Во время кутежа, обиженный своими товарищами, «человек из подполья» хочет показать, что не обращает на них никакого внимания: «Я презрительно улыбался и ходил по другую сторону комнаты, прямо против дивана, вдоль стены, от стола до печки и обратно. Всеми силами я хотел показать, что могу и без них обойтись; а между тем нарочно стучал сапогами, становясь на каблуки. Но все было напрасно. Они-то и не обращали внимания» (IV, 199).
При этом герой из подполья отлично все это сознаёт сам и отлично понимает безысходность того круга, по которому движется его отношение к другому. Благодаря такому отношению к чужому сознанию получается своеобразное perpetuum mobile его внутренней полемики с другим и с самим собою, бесконечный диалог, где одна реплика порождает другую, другая третью и так до бесконечности, и все это без всякого продвижения вперёд.
Вот пример такого безысходного perpetuum mobile диалогизованного самосознания:
«Вы скажете, что пошло и подло выводить все это (мечты героя. — М. Б.) теперь на рынок, после стольких упоений и слёз, в которых я сам признался. Отчего же подло-с? Неужели вы думаете, что я стыжусь всего этого и что все это было глупее хотя чего бы то ни было в вашей, господа, жизни? И к тому же поверьте, что у меня кой-что было вовсе не дурно составлено… Не все же происходило на озере Комо. А, впрочем, вы правы; действительно, и пошло и подло. А подлее всего то, что я теперь начал перед вами оправдываться. А ещё подлее то, что я делаю теперь это замечание. Да довольно, впрочем, а то ведь никогда и не кончишь; все будет одно другого подлее…» (IV, 181).
Перед нами пример дурной бесконечности диалога, который не может ни кончиться, ни завершиться. Формальное значение таких безысходных диалогических противостояний в творчестве Достоевского очень велико. Но в последующих произведениях это противостояние нигде не дано в такой обнажённой и абстрактно-отчётливой, можно прямо сказать — математической форме.[138]

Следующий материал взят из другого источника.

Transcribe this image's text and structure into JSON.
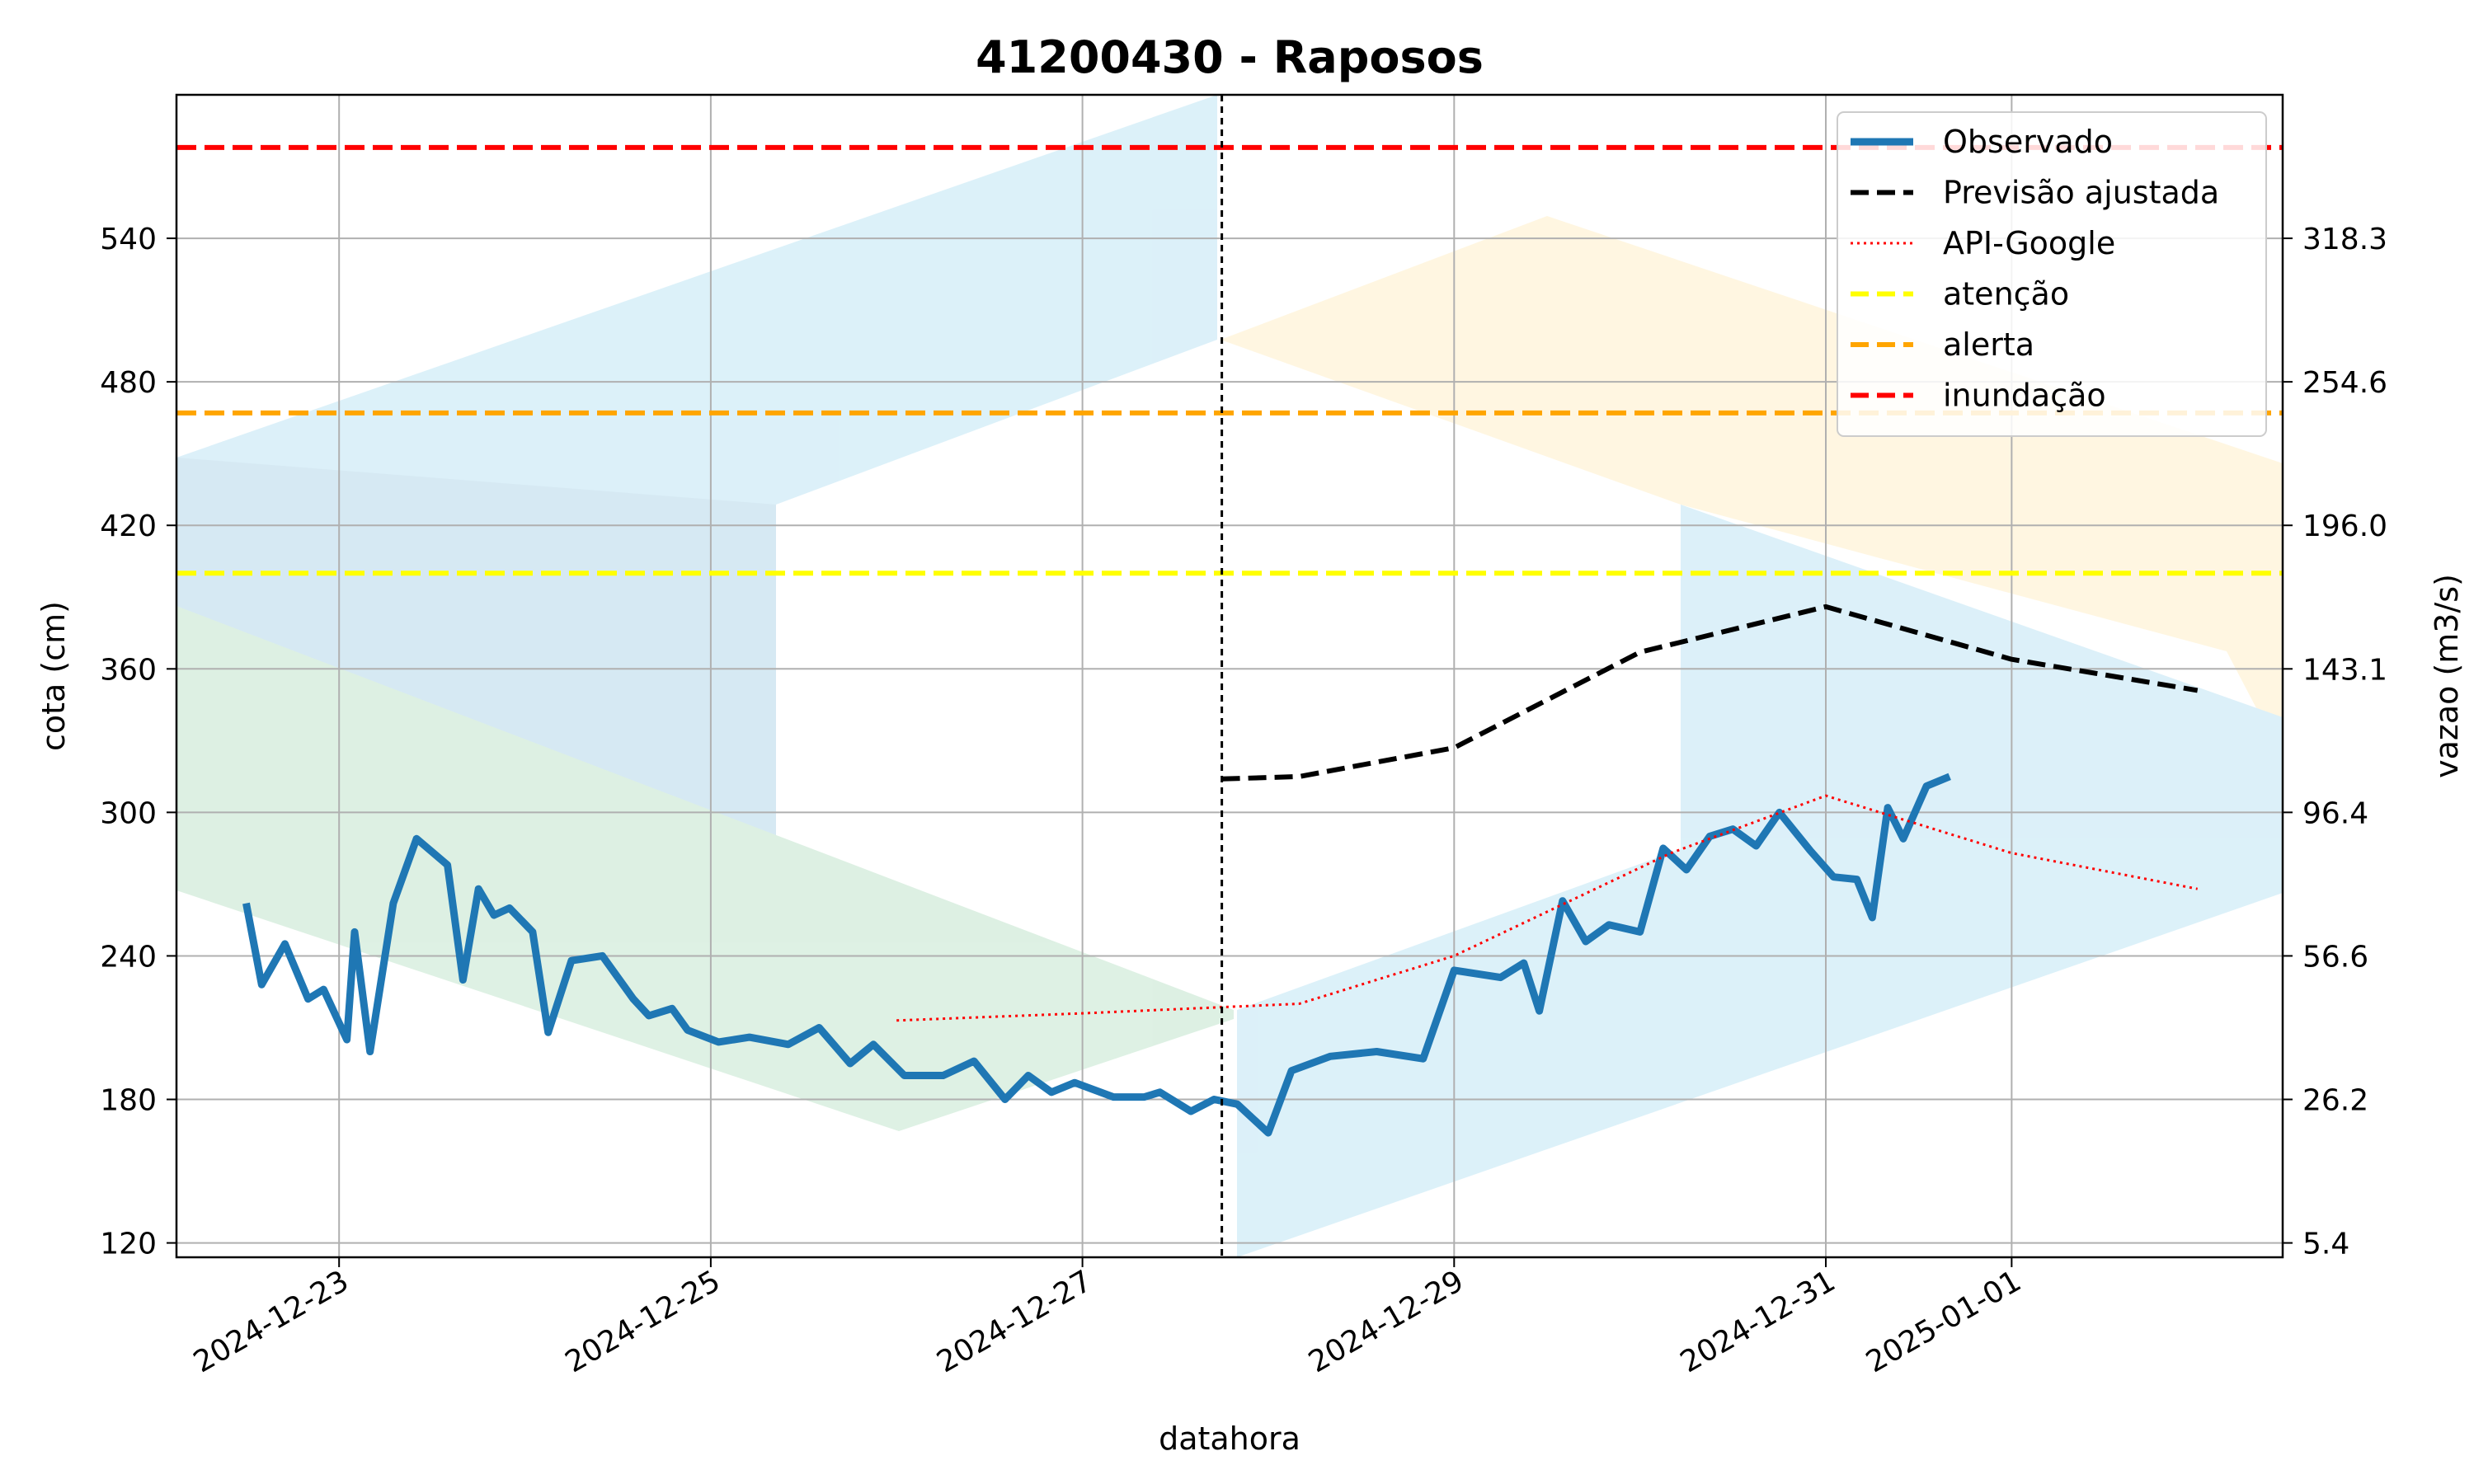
{
  "chart_data": {
    "type": "line",
    "title": "41200430 - Raposos",
    "xlabel": "datahora",
    "ylabel": "cota (cm)",
    "ylabel_right": "vazao (m3/s)",
    "x_ticks": [
      "2024-12-23",
      "2024-12-25",
      "2024-12-27",
      "2024-12-29",
      "2024-12-31",
      "2025-01-01"
    ],
    "y_ticks": [
      120,
      180,
      240,
      300,
      360,
      420,
      480,
      540
    ],
    "y_ticks_right": [
      "5.4",
      "26.2",
      "56.6",
      "96.4",
      "143.1",
      "196.0",
      "254.6",
      "318.3"
    ],
    "ylim": [
      114,
      600
    ],
    "xlim": [
      "2024-12-22T03:00",
      "2025-01-02T11:00"
    ],
    "forecast_start": "2024-12-27T18:00",
    "grid": true,
    "legend_position": "top-right",
    "thresholds": [
      {
        "name": "atenção",
        "value": 400,
        "color": "#ffff00"
      },
      {
        "name": "alerta",
        "value": 467,
        "color": "#ffa500"
      },
      {
        "name": "inundação",
        "value": 578,
        "color": "#ff0000"
      }
    ],
    "series": [
      {
        "name": "Observado",
        "color": "#1f77b4",
        "style": "solid",
        "points": [
          [
            "2024-12-22T12:00",
            262
          ],
          [
            "2024-12-22T14:00",
            228
          ],
          [
            "2024-12-22T17:00",
            245
          ],
          [
            "2024-12-22T20:00",
            222
          ],
          [
            "2024-12-22T22:00",
            226
          ],
          [
            "2024-12-23T01:00",
            205
          ],
          [
            "2024-12-23T02:00",
            250
          ],
          [
            "2024-12-23T04:00",
            200
          ],
          [
            "2024-12-23T07:00",
            262
          ],
          [
            "2024-12-23T10:00",
            289
          ],
          [
            "2024-12-23T14:00",
            278
          ],
          [
            "2024-12-23T16:00",
            230
          ],
          [
            "2024-12-23T18:00",
            268
          ],
          [
            "2024-12-23T20:00",
            257
          ],
          [
            "2024-12-23T22:00",
            260
          ],
          [
            "2024-12-24T01:00",
            250
          ],
          [
            "2024-12-24T03:00",
            208
          ],
          [
            "2024-12-24T06:00",
            238
          ],
          [
            "2024-12-24T10:00",
            240
          ],
          [
            "2024-12-24T14:00",
            222
          ],
          [
            "2024-12-24T16:00",
            215
          ],
          [
            "2024-12-24T19:00",
            218
          ],
          [
            "2024-12-24T21:00",
            209
          ],
          [
            "2024-12-25T01:00",
            204
          ],
          [
            "2024-12-25T05:00",
            206
          ],
          [
            "2024-12-25T10:00",
            203
          ],
          [
            "2024-12-25T14:00",
            210
          ],
          [
            "2024-12-25T18:00",
            195
          ],
          [
            "2024-12-25T21:00",
            203
          ],
          [
            "2024-12-26T01:00",
            190
          ],
          [
            "2024-12-26T06:00",
            190
          ],
          [
            "2024-12-26T10:00",
            196
          ],
          [
            "2024-12-26T14:00",
            180
          ],
          [
            "2024-12-26T17:00",
            190
          ],
          [
            "2024-12-26T20:00",
            183
          ],
          [
            "2024-12-26T23:00",
            187
          ],
          [
            "2024-12-27T04:00",
            181
          ],
          [
            "2024-12-27T08:00",
            181
          ],
          [
            "2024-12-27T10:00",
            183
          ],
          [
            "2024-12-27T14:00",
            175
          ],
          [
            "2024-12-27T17:00",
            180
          ],
          [
            "2024-12-27T20:00",
            178
          ],
          [
            "2024-12-28T00:00",
            166
          ],
          [
            "2024-12-28T03:00",
            192
          ],
          [
            "2024-12-28T08:00",
            198
          ],
          [
            "2024-12-28T14:00",
            200
          ],
          [
            "2024-12-28T20:00",
            197
          ],
          [
            "2024-12-29T00:00",
            234
          ],
          [
            "2024-12-29T06:00",
            231
          ],
          [
            "2024-12-29T09:00",
            237
          ],
          [
            "2024-12-29T11:00",
            217
          ],
          [
            "2024-12-29T14:00",
            263
          ],
          [
            "2024-12-29T17:00",
            246
          ],
          [
            "2024-12-29T20:00",
            253
          ],
          [
            "2024-12-30T00:00",
            250
          ],
          [
            "2024-12-30T03:00",
            285
          ],
          [
            "2024-12-30T06:00",
            276
          ],
          [
            "2024-12-30T09:00",
            290
          ],
          [
            "2024-12-30T12:00",
            293
          ],
          [
            "2024-12-30T15:00",
            286
          ],
          [
            "2024-12-30T18:00",
            300
          ],
          [
            "2024-12-30T22:00",
            284
          ],
          [
            "2024-12-31T01:00",
            273
          ],
          [
            "2024-12-31T04:00",
            272
          ],
          [
            "2024-12-31T06:00",
            256
          ],
          [
            "2024-12-31T08:00",
            302
          ],
          [
            "2024-12-31T10:00",
            289
          ],
          [
            "2024-12-31T13:00",
            311
          ],
          [
            "2024-12-31T16:00",
            315
          ]
        ]
      },
      {
        "name": "Previsão ajustada",
        "color": "#000000",
        "style": "dashed",
        "points": [
          [
            "2024-12-27T18:00",
            314
          ],
          [
            "2024-12-28T04:00",
            315
          ],
          [
            "2024-12-29T00:00",
            327
          ],
          [
            "2024-12-30T00:00",
            367
          ],
          [
            "2024-12-31T00:00",
            386
          ],
          [
            "2025-01-01T00:00",
            364
          ],
          [
            "2025-01-02T00:00",
            351
          ]
        ]
      },
      {
        "name": "API-Google",
        "color": "#ff0000",
        "style": "dotted",
        "points": [
          [
            "2024-12-26T00:00",
            213
          ],
          [
            "2024-12-27T00:00",
            216
          ],
          [
            "2024-12-28T04:00",
            220
          ],
          [
            "2024-12-29T00:00",
            240
          ],
          [
            "2024-12-30T04:00",
            283
          ],
          [
            "2024-12-31T00:00",
            307
          ],
          [
            "2025-01-01T00:00",
            283
          ],
          [
            "2025-01-02T00:00",
            268
          ]
        ]
      }
    ]
  }
}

Вследствие такого отношения «человека из подполья» к чужому сознанию и его слову — исключительной зависимости от него и вместе с тем крайней враждебности к нему и неприятии его суда — рассказ его приобретает одну в высшей степени существенную художественную особенность. Это — нарочитое и подчинённое особой художественной логике неблагообразие его стиля. Его слово не красуется и не может красоваться, ибо не перед кем ему красоваться. Ведь оно не довлеет наивно себе самому и своему предмету. Оно обращено к другому и к самому говорящему (во внутреннем диалоге с самим собой). И в том и в другом направлении оно менее всего хочет красоваться и быть «художественным» в обычном смысле этого слова. В отношении к другому оно стремится быть нарочито неизящным, быть «назло» ему и его вкусам во всех отношениях. Но и по отношению к самому говорящему оно занимает ту же позицию, ибо отношение к себе неразрывно сплетено с отношением к другому. Поэтому слово подчёркнуто цинично, рассчитанно цинично, хотя и с надрывом. Оно стремится к юродству, юродство же есть своего рода форма, своего рода эстетизм, но как бы с обратным знаком.
Вследствие этого прозаизм в изображении своей внутренней жизни достигает крайних пределов. По своему материалу, по своей теме первая часть «Записок из подполья» лирична. С точки зрения формальной это такая же прозаическая лирика душевных и духовных исканий и душевной невоплощенности, как, например, «Призраки» или «Довольно» Тургенева, как всякая лирическая страница исповедальной Icherzählung, как страница из «Вертера». Но это своеобразная лирика, аналогичная лирическому выражению зубной боли.
О таком выражении зубной боли, выражении с внутреннеполемической установкой на слушателя и самого страдающего, говорит сам герой из подполья, и говорит, конечно, не случайно. Он предлагает прислушаться к стонам «образованного человека XIX столетия», страдающего зубной болью, на второй или на третий день болезни. Он старается раскрыть своеобразное сладострастие в циническом выражении этой боли, выражении перед «публикой».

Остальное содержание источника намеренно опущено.